Speed it up?  I am very surprised to hear that because using a mounting
gauge will slow my mounting to 10x (I am just guessing...)

>The horizontal lines are invaluable for making sure the 
>chips are in line with each other. It is so easy to be a mm off or for 
>one chip to be slightly rotated. ... Our club highly recommends 
>the gauges, especially for beginners.

May I present a different point of view here? :-)  I do not recommend
a mounting gauge to a beginner using a standard stereo camera because
it can easily get them confused or give them the wrong impression that
accurate mounting is difficult, time-consuming, etc. 

A beginner can mount fast and accurately with a little practice.  When
using a standard stereo camera, the chips are aligned already. Most
mounts provide a rigid edge ("Spicer" is an exception but there is a
mounting jig that takes care of that)  If you just push your chips
down against this rigid edge and center them to their mount openings 
then you have good to perfect alignment with only a small shift needed 
to reposition the stereo window.  If a beginner cannot mount slides well 
without a gauge, then it is very likely that he/she cannot mount them 
with the gauge.

The above comments apply when using standard stereo cameras.  In the
case of excessive parallax or use of single cameras handheld, etc.,
or if mounting to constant infinity separation then the gauge does
help.  But even when I use hand held SLRs I still don't use the 
alignment gauge.  I just need to make sure that the bottoms (or 
tops) of the chips are being cut at the same location by the edge 
of the mount.  Of course, then can be errors built into the pair, 
like keystoning, rotation, or dissimilar size (when using two cameras)
but the gauge cannot help you in these situtations.

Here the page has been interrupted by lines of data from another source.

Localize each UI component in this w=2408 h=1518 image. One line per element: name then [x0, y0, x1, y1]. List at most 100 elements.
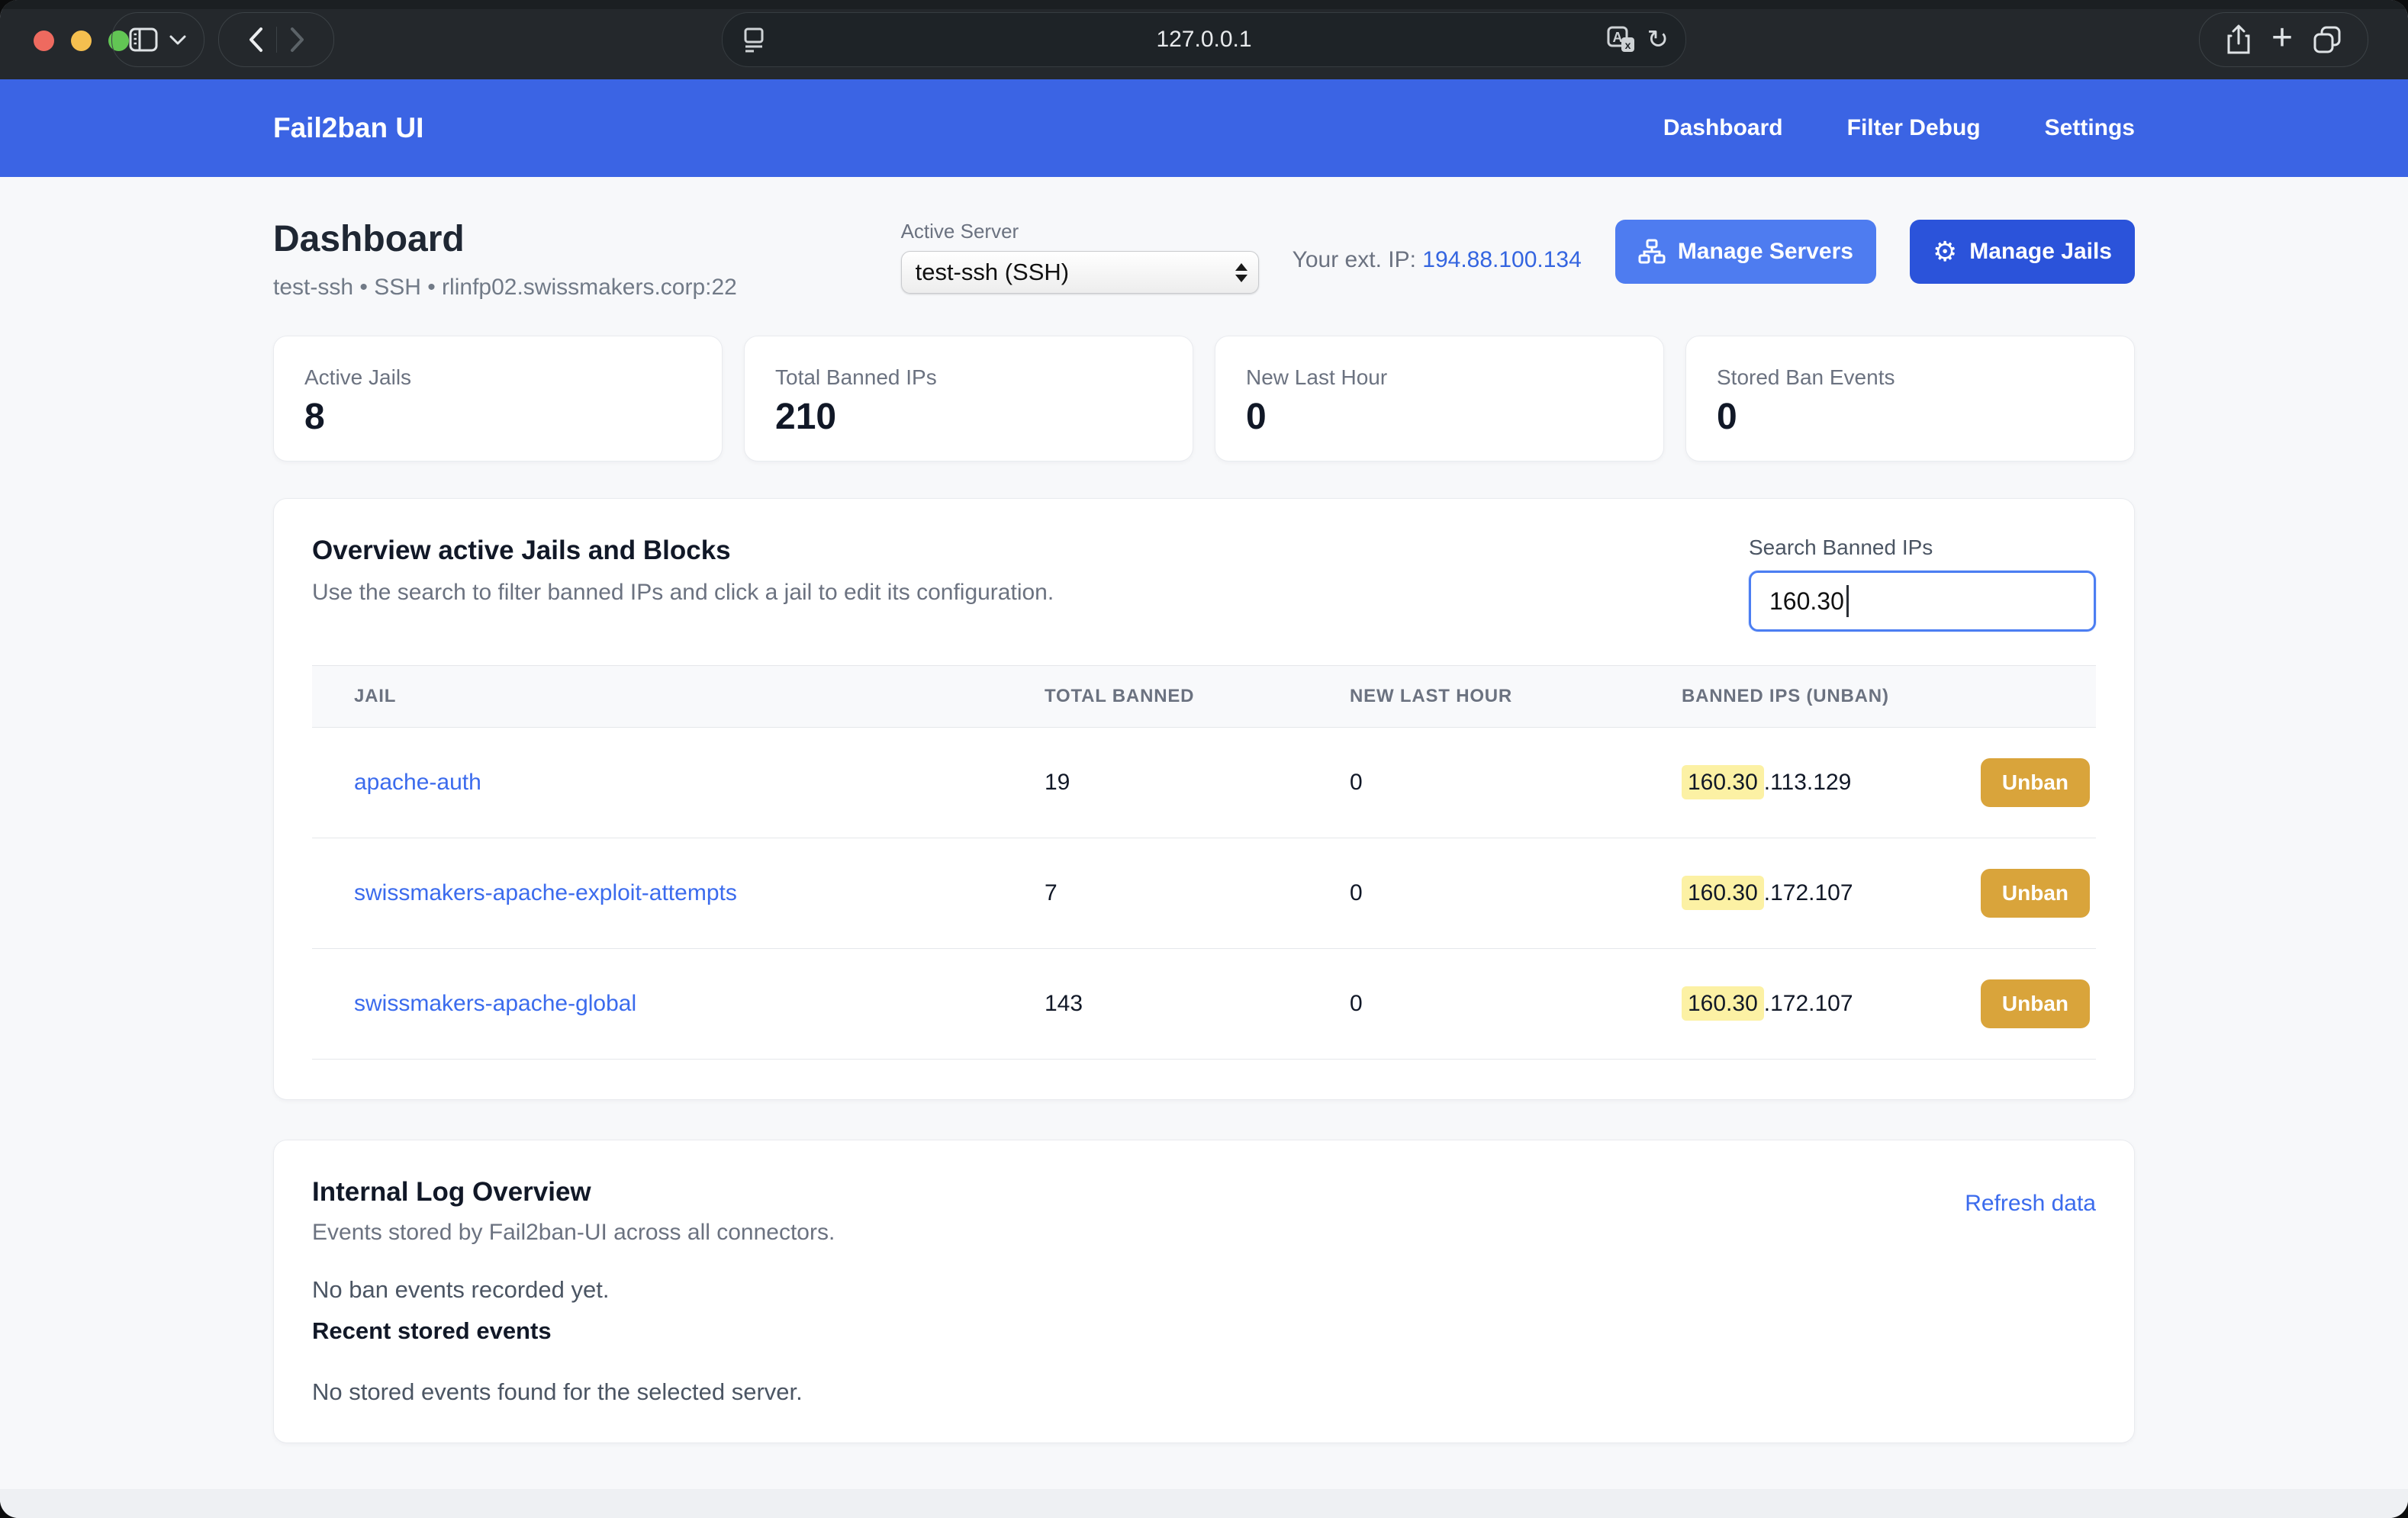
- main-content: Dashboard test-ssh • SSH • rlinfp02.swis…: [0, 177, 2408, 1518]
- app-brand[interactable]: Fail2ban UI: [273, 112, 423, 144]
- ip-rest: .172.107: [1764, 991, 1853, 1016]
- ip-highlight: 160.30: [1682, 765, 1764, 799]
- forward-icon[interactable]: [288, 24, 307, 55]
- stat-card-total-banned: Total Banned IPs 210: [744, 336, 1193, 462]
- active-server-label: Active Server: [901, 220, 1259, 243]
- stat-label: Total Banned IPs: [775, 365, 1162, 390]
- external-ip-link[interactable]: 194.88.100.134: [1422, 247, 1582, 272]
- recent-stored-events-title: Recent stored events: [312, 1317, 2096, 1345]
- stat-value: 0: [1246, 396, 1633, 438]
- banned-ip: 160.30.172.107: [1682, 880, 1853, 906]
- ip-rest: .172.107: [1764, 880, 1853, 905]
- stat-value: 0: [1717, 396, 2104, 438]
- sidebar-toggle-button[interactable]: [111, 12, 204, 67]
- nav-link-filter-debug[interactable]: Filter Debug: [1847, 115, 1981, 141]
- active-server-value: test-ssh (SSH): [916, 259, 1235, 286]
- tab-overview-icon[interactable]: [2313, 25, 2342, 54]
- translate-icon[interactable]: A x: [1606, 25, 1637, 54]
- new-last-hour-value: 0: [1331, 949, 1659, 1060]
- log-title: Internal Log Overview: [312, 1177, 835, 1208]
- manage-servers-label: Manage Servers: [1678, 239, 1853, 265]
- manage-jails-label: Manage Jails: [1969, 239, 2112, 265]
- ip-rest: .113.129: [1764, 770, 1852, 795]
- col-header-new-last-hour: NEW LAST HOUR: [1331, 666, 1659, 728]
- nav-link-settings[interactable]: Settings: [2045, 115, 2135, 141]
- browser-toolbar: 127.0.0.1 A x ↻: [0, 0, 2408, 79]
- window-actions-group: +: [2199, 12, 2368, 67]
- browser-window: 127.0.0.1 A x ↻: [0, 0, 2408, 1518]
- refresh-data-link[interactable]: Refresh data: [1965, 1191, 2096, 1217]
- stat-card-active-jails: Active Jails 8: [273, 336, 723, 462]
- search-block: Search Banned IPs 160.30: [1749, 535, 2096, 632]
- gear-icon: ⚙: [1933, 238, 1957, 265]
- app-navbar: Fail2ban UI Dashboard Filter Debug Setti…: [0, 79, 2408, 177]
- svg-text:A: A: [1612, 30, 1622, 45]
- svg-text:x: x: [1624, 39, 1631, 51]
- new-last-hour-value: 0: [1331, 728, 1659, 838]
- new-tab-icon[interactable]: +: [2271, 20, 2293, 56]
- total-banned-value: 143: [1025, 949, 1331, 1060]
- close-window-button[interactable]: [34, 31, 54, 51]
- internal-log-card: Internal Log Overview Events stored by F…: [273, 1140, 2135, 1443]
- table-header-row: JAIL TOTAL BANNED NEW LAST HOUR BANNED I…: [312, 666, 2096, 728]
- toolbar-divider: [276, 27, 277, 53]
- unban-button[interactable]: Unban: [1981, 758, 2090, 807]
- search-banned-ips-label: Search Banned IPs: [1749, 535, 2096, 560]
- manage-servers-button[interactable]: Manage Servers: [1615, 220, 1876, 284]
- banned-ip: 160.30.113.129: [1682, 770, 1851, 796]
- total-banned-value: 19: [1025, 728, 1331, 838]
- external-ip: Your ext. IP: 194.88.100.134: [1293, 247, 1582, 273]
- active-server-select[interactable]: test-ssh (SSH): [901, 251, 1259, 294]
- overview-subtitle: Use the search to filter banned IPs and …: [312, 580, 1054, 606]
- ip-highlight: 160.30: [1682, 986, 1764, 1021]
- stat-label: Stored Ban Events: [1717, 365, 2104, 390]
- minimize-window-button[interactable]: [71, 31, 92, 51]
- back-icon[interactable]: [246, 24, 266, 55]
- nav-links: Dashboard Filter Debug Settings: [1663, 115, 2135, 141]
- external-ip-label: Your ext. IP:: [1293, 247, 1416, 272]
- overview-title: Overview active Jails and Blocks: [312, 535, 1054, 566]
- unban-button[interactable]: Unban: [1981, 869, 2090, 918]
- total-banned-value: 7: [1025, 838, 1331, 949]
- col-header-total-banned: TOTAL BANNED: [1025, 666, 1331, 728]
- stat-card-new-last-hour: New Last Hour 0: [1215, 336, 1664, 462]
- no-ban-events-text: No ban events recorded yet.: [312, 1276, 2096, 1304]
- footer-strip: [0, 1489, 2408, 1518]
- col-header-banned-ips: BANNED IPS (UNBAN): [1659, 666, 2096, 728]
- stat-card-stored-ban-events: Stored Ban Events 0: [1685, 336, 2135, 462]
- share-icon[interactable]: [2226, 24, 2252, 56]
- stat-label: New Last Hour: [1246, 365, 1633, 390]
- stat-label: Active Jails: [304, 365, 691, 390]
- overview-title-block: Overview active Jails and Blocks Use the…: [312, 535, 1054, 606]
- search-banned-ips-input[interactable]: 160.30: [1749, 571, 2096, 632]
- url-text: 127.0.0.1: [723, 27, 1685, 53]
- new-last-hour-value: 0: [1331, 838, 1659, 949]
- manage-jails-button[interactable]: ⚙ Manage Jails: [1910, 220, 2135, 284]
- jail-link[interactable]: swissmakers-apache-global: [354, 991, 636, 1016]
- log-title-block: Internal Log Overview Events stored by F…: [312, 1177, 835, 1246]
- stat-value: 8: [304, 396, 691, 438]
- jail-link[interactable]: apache-auth: [354, 770, 481, 795]
- no-stored-events-text: No stored events found for the selected …: [312, 1378, 2096, 1406]
- stat-cards: Active Jails 8 Total Banned IPs 210 New …: [273, 336, 2135, 462]
- chevron-down-icon: [169, 34, 187, 46]
- col-header-jail: JAIL: [312, 666, 1025, 728]
- banned-ip: 160.30.172.107: [1682, 991, 1853, 1017]
- unban-button[interactable]: Unban: [1981, 979, 2090, 1028]
- active-server-block: Active Server test-ssh (SSH): [901, 220, 1259, 294]
- search-input-value: 160.30: [1769, 587, 1844, 616]
- reload-icon[interactable]: ↻: [1647, 27, 1669, 53]
- log-subtitle: Events stored by Fail2ban-UI across all …: [312, 1220, 835, 1246]
- overview-card: Overview active Jails and Blocks Use the…: [273, 498, 2135, 1100]
- jail-link[interactable]: swissmakers-apache-exploit-attempts: [354, 880, 737, 905]
- page-title: Dashboard: [273, 220, 737, 259]
- table-row: swissmakers-apache-global 143 0 160.30.1…: [312, 949, 2096, 1060]
- page-settings-icon[interactable]: [742, 26, 765, 53]
- sitemap-icon: [1638, 239, 1666, 265]
- nav-link-dashboard[interactable]: Dashboard: [1663, 115, 1783, 141]
- history-nav-group: [218, 12, 334, 67]
- ip-highlight: 160.30: [1682, 876, 1764, 910]
- address-bar[interactable]: 127.0.0.1 A x ↻: [722, 12, 1686, 67]
- table-row: apache-auth 19 0 160.30.113.129 Unban: [312, 728, 2096, 838]
- jails-table: JAIL TOTAL BANNED NEW LAST HOUR BANNED I…: [312, 665, 2096, 1060]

On the same subject, Tony writes:

>However, the horizontal lines can be useful in checking
>for vertical and rotation errors--even if your camera is accurately
>aligned, there is some slop in the masks. 

You are opening a can of worms here... :-)

The bottom line is that I have been mounting for years, a variety of
stereo slides in a variety of mounts, without much problem.  I tried
to use mounting gauges with the Spicer mounts and that did not work
to my satisfaction because I could not see the lines very well (you
need high magnification to see the details and I was using just 
"reading glasses" or a 150 mm FL viewer) and I found the lines to be
too thick for accurate mounting.  I ended up buying the Spicer jig
and don't need the gauge there either.